Юля молчала несколько минут, молча разглядывая свою мать. Они с ней сейчас были как сестры-близнецы, за исключением того, что одна была полупрозрачной. Ну и заодно в КАПНИМЕ и клетке. Окалина молчала тоже. Она вовсе не была уверена в том, что её показной, хоть и искренний взрыв ярости смог надежно замаскировать крик ужаса в её голове. Бесконечный и ужасающий вопрос, на который у неё не могло быть ответа.

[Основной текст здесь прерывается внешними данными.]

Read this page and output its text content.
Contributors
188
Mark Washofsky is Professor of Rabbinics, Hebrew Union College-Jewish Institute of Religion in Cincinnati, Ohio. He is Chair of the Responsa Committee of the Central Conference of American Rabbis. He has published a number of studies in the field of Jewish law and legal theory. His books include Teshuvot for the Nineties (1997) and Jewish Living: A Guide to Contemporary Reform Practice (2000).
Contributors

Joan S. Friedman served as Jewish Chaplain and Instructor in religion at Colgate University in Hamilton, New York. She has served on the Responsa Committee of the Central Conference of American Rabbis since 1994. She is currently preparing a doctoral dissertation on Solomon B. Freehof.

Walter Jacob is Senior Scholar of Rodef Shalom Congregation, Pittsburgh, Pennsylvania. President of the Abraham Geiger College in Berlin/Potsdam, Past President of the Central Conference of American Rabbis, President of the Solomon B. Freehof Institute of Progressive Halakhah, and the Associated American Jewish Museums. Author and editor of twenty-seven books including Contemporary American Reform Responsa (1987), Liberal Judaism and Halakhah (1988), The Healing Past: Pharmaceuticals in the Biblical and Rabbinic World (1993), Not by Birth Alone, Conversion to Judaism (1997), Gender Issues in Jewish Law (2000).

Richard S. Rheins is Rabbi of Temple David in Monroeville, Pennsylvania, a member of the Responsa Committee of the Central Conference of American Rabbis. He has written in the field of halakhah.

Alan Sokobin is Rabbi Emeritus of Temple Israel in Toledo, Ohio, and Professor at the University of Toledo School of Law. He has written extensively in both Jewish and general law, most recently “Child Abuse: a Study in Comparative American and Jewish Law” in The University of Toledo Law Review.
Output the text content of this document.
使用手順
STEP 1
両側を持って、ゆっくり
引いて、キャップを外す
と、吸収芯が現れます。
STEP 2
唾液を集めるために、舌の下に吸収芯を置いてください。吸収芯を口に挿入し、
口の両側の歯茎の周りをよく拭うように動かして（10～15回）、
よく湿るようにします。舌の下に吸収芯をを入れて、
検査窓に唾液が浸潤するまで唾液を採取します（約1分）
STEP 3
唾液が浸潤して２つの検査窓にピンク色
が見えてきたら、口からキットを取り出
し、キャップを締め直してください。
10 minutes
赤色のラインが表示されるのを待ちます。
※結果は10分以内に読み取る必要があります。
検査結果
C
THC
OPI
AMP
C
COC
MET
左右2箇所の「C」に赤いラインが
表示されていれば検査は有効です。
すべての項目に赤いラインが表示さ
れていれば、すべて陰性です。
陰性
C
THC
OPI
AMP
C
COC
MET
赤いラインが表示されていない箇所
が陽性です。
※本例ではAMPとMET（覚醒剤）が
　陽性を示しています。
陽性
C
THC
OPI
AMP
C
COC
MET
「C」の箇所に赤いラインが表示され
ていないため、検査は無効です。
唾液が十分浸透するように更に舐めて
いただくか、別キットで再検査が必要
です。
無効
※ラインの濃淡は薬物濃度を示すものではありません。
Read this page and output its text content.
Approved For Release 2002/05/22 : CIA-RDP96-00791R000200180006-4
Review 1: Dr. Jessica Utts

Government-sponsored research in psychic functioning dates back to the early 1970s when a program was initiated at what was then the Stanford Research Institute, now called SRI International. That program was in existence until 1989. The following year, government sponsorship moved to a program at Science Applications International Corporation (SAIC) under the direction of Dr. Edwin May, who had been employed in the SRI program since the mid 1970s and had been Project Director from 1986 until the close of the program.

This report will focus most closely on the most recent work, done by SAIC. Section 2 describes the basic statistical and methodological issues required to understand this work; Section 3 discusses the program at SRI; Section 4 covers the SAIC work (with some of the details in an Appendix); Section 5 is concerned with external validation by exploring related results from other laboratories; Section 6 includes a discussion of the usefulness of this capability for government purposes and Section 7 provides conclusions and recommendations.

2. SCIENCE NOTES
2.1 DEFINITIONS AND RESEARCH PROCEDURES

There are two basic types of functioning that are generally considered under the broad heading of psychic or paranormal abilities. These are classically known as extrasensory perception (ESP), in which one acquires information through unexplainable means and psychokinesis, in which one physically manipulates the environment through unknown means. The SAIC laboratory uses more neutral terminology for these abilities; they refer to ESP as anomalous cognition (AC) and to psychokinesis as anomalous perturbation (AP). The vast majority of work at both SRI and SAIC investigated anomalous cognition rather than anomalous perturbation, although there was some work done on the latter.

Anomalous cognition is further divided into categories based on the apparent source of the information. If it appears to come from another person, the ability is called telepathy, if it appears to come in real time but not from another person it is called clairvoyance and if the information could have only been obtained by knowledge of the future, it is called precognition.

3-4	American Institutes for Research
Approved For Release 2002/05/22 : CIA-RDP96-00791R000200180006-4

Дочь умнее. В десятки раз. Она была или даже остаётся Прогностом. Предиктором. Поэтому, что бы Окалина Нелла Аркадьевна не говорила, что бы она не думала, чего бы не желала, она точно не может быть уверена в том, что любое её движение, слово или даже вздох — не часть плана существа, заключенного в клетку.
Существа.
— Ты права в одном, — существо в клетке едва заметно улыбнулось, — Из тебя получилась просто отвратительная мать.
— Чем-то надо жертв…
— Но получится хорошая дочь. Я постараюсь.